Re: Register-less CPU
- From: MitchAlsup <MitchAlsup@xxxxxxx>
- Date: Tue, 20 May 2008 09:05:40 -0700 (PDT)
On May 19, 12:53 pm, James Harris <james.harri...@xxxxxxxxxxxxxx>
wrote:
On 19 May, 18:26, MitchAlsup <MitchAl...@xxxxxxx> wrote:
On May 18, 1:40 pm, Jeffrey Dutky <jeff.du...@xxxxxxxxx> wrote:
While it may seem like all decoder networks are the same depth (a
layer of inverters and a layer of and gates) the actual logic gates
built in silicon have a property called "fan out" which limits how
many gate inputs a gate output can drive. As the decoder network gets
wider you need to add trees of buffers to increase the fan out, which
slows down the decoding process (or you can build bigger, higher power
gates, but this tend to be slower as well).- Hide quoted text -
In my experience, structures (i.e. register files) with 8 entries can
be accessed in 1/4 cycle, 16-32 (and occasionallly 64) entries can be
accessed in 2/4 cycle at modern CPU speeds, 64-128 can be accessed at
3/4 of a cycle, and those that are larger at 4/4 cycles.
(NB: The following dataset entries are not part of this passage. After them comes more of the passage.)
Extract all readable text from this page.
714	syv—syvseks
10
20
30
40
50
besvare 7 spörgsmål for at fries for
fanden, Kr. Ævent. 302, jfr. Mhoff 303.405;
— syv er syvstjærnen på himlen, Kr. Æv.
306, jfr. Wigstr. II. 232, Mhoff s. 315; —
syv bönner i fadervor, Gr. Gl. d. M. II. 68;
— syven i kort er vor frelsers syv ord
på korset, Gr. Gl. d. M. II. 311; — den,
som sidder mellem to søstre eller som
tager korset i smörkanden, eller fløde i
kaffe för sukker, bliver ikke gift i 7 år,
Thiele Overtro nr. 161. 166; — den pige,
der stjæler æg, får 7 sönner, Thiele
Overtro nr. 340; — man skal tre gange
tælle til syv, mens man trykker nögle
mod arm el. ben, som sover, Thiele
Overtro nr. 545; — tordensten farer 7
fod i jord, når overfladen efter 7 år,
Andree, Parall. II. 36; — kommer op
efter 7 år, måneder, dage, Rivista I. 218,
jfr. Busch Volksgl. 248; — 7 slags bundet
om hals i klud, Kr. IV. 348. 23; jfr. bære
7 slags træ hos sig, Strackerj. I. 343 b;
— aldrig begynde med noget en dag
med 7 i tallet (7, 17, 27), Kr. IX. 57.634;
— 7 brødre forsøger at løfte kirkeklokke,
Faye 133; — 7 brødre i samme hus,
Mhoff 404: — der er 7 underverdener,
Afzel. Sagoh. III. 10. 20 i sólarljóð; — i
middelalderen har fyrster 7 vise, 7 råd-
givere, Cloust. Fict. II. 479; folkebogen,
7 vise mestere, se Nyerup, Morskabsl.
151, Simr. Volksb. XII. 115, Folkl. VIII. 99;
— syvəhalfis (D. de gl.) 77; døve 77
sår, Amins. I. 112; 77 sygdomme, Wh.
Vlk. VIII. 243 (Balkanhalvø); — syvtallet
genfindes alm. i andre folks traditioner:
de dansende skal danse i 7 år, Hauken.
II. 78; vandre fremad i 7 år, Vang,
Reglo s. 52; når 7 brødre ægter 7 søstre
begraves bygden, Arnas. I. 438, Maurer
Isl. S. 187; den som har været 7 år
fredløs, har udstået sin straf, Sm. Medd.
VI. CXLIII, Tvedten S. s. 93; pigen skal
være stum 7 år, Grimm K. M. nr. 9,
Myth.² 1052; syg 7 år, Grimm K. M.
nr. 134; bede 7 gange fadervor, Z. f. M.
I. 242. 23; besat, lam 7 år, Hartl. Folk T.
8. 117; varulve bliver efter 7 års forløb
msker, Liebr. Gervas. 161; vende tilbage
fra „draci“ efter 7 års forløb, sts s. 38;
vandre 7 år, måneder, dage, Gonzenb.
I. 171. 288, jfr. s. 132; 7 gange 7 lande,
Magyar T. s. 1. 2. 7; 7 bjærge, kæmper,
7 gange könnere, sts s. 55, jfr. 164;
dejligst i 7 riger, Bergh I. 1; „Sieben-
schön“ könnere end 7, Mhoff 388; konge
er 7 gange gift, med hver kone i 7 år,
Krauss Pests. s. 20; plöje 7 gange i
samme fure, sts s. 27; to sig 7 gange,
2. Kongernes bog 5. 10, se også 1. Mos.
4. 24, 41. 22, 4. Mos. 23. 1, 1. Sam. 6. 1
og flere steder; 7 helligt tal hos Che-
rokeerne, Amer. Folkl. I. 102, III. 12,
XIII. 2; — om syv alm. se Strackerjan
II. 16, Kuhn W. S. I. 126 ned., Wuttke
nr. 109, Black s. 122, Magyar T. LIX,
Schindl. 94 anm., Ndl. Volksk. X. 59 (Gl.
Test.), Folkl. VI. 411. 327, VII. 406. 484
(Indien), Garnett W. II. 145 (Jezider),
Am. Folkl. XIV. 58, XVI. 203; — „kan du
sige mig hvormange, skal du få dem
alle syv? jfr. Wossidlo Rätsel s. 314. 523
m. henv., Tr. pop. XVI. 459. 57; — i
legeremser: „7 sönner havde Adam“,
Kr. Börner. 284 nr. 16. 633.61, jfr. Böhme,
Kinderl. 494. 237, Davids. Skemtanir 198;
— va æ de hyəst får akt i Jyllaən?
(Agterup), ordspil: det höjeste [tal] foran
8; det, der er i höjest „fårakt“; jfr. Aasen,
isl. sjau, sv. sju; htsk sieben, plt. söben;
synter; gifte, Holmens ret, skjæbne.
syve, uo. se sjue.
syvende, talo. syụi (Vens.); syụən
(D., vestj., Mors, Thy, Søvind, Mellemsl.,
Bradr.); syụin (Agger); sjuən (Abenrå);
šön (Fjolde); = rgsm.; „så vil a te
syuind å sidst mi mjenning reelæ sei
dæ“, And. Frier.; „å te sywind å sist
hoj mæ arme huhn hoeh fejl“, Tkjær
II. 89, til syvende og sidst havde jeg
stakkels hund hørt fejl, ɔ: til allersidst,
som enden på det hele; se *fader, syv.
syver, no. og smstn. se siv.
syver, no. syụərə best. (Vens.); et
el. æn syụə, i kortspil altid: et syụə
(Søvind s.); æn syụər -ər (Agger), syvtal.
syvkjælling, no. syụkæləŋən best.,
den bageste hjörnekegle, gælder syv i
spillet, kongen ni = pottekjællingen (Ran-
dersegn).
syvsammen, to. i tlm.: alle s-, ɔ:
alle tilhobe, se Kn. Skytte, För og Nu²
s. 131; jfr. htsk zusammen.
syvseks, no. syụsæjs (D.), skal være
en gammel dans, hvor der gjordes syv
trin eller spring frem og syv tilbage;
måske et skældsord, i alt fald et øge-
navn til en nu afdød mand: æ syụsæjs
Architects
blens these access times into pipelines to hide most of the grubby
details.
Given the 1/4 cycle access to one of 8 could you divide the registers
into eight banks of 8 possibly selected on their lower three bits (so
the first bank would be reg0, reg8, reg16, reg24 etc) then select the
bank also in 1/4 cycle thus providing 2/4 cycle or better access to 64
regs?
But then you have to pay a wire delay and a fanout delay to drive the
index bits into the 8 decoders, and then merge the individual outputs
into the final output, ending up as I stated before.
Secondarily there are three different fan-in-fan-out problems and all
have to be carefully crafted for lowest latency.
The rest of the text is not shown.